Six months later, the Jefferson Center agrees and has put the White House’s war on leakers and the journalists accused of “aiding and abetting” them at the top of this year’s list.
“The government surely has a legitimate interest in identifying those disclosing such information,” the center said in an explanation included in this week’s report. “Yet if the press is to fulfill its role as a government watchdog and report what it sees to the public at large, it has to be able to assure its sources of confidentiality.”
Imperative as it may be, doing as much has been made harder than ever due largely to the administration’s targeting of leakers: WikiLeaks source Chelsea Manning was sentenced last summer to 35-years in prison for disclosing state secrets, and Edward Snowden — the former intelligence contractor who last year began to supply journalists with classified documents pilfered from the NSA — is wanted for espionage in America and has spent nearly the last year in Russia as a result.
And though these instances are few and far between, the severity of these prosecutions and similar investigations into outlets like Fox News and the Associated Press waged by the Obama administration to narrow in on leakers has been credited with creating a chilling effect that is allowing for the government to essentially scare sources and reporters from covering certain topics, lest they wish to risk a federal prison sentence: former Central Intelligence Analyst John Kiriakou is currently serving time at a correctional facility in Pennsylvania for confirming the name of a colleague to an established reporter, and last month State Department advisor Stephen Kim was sent behind bars for having shared secrets with a Fox Reporter — which, in turn, led to the Justice Department seeking in secret that journalist’s private emails. In that instance, the Washington Post wrote recently, “court documents in the Kim case reveal how deeply investigators explored the private communications of a working journalist.”

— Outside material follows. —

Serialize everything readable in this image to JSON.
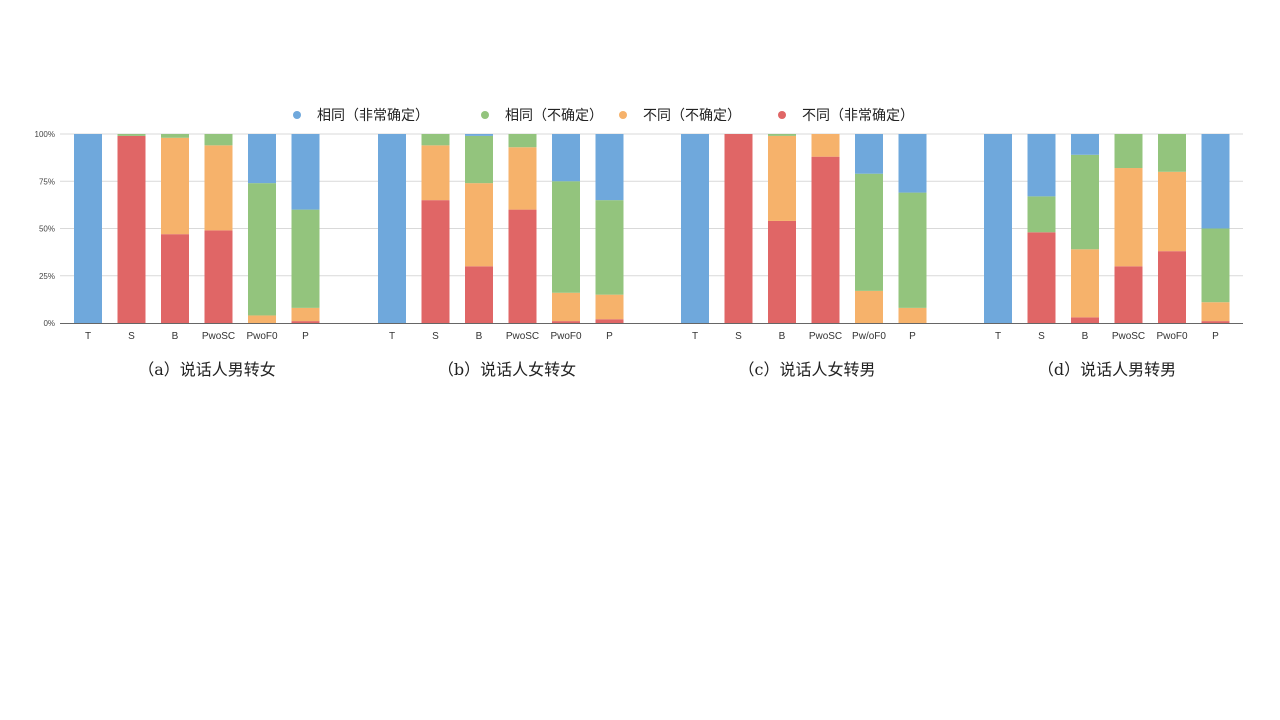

But when the government hasn’t been hounding journalists for speaking to sources, it’s been influencing the way the world sees its news to a certain degree. The White House Press Office, the Jefferson Center wrote, was also awarded a Muzzle award this year because the administration has “dramatically limited” access to the president for photojournalists, instead compelling a government cameraman to create the images dispersed worldwide by the White House to narrate the administration’s otherwise-often-secret inner workings.
“The White House counters that it has released more images of the President at work than any previous administration. While that may be true, the journalistic value of such photographs is a product of their content, not quantity,” the center said. “For systematically rejecting independent journalistic access in favor of its own sanitized visual record, the White House Press Office has earned a 2014 Jefferson Muzzle.”
Tied at third-place, the NSA and DHS were both deemed Muzzle-worthy by the Jefferson Center for spending three ears pursuing an American citizen who designed parodies of those agencies logos, including one which touted the “US Department of Homeland Stupidity.”
The Obama administration was last awarded a Jefferson Muzzle in 2011 for what the center described then as restricting media access to the BP oil spill in the Gulf of Mexico a year prior.
“Since 1992, the Thomas Jefferson Center for the Protection of Free Expression has celebrated the birth and ideals of its namesake by calling attention to those who in the past year forgot or disregarded Mr. Jefferson’s admonition that freedom of speech ‘cannot be limited without being lost,’” the organization says on its website.
Previously, President George H.W. Bush, the administration of Pres. Bill Clinton, George W. Bush’s 2000 presidential campaign and key members of his cabinet were awarded Muzzles.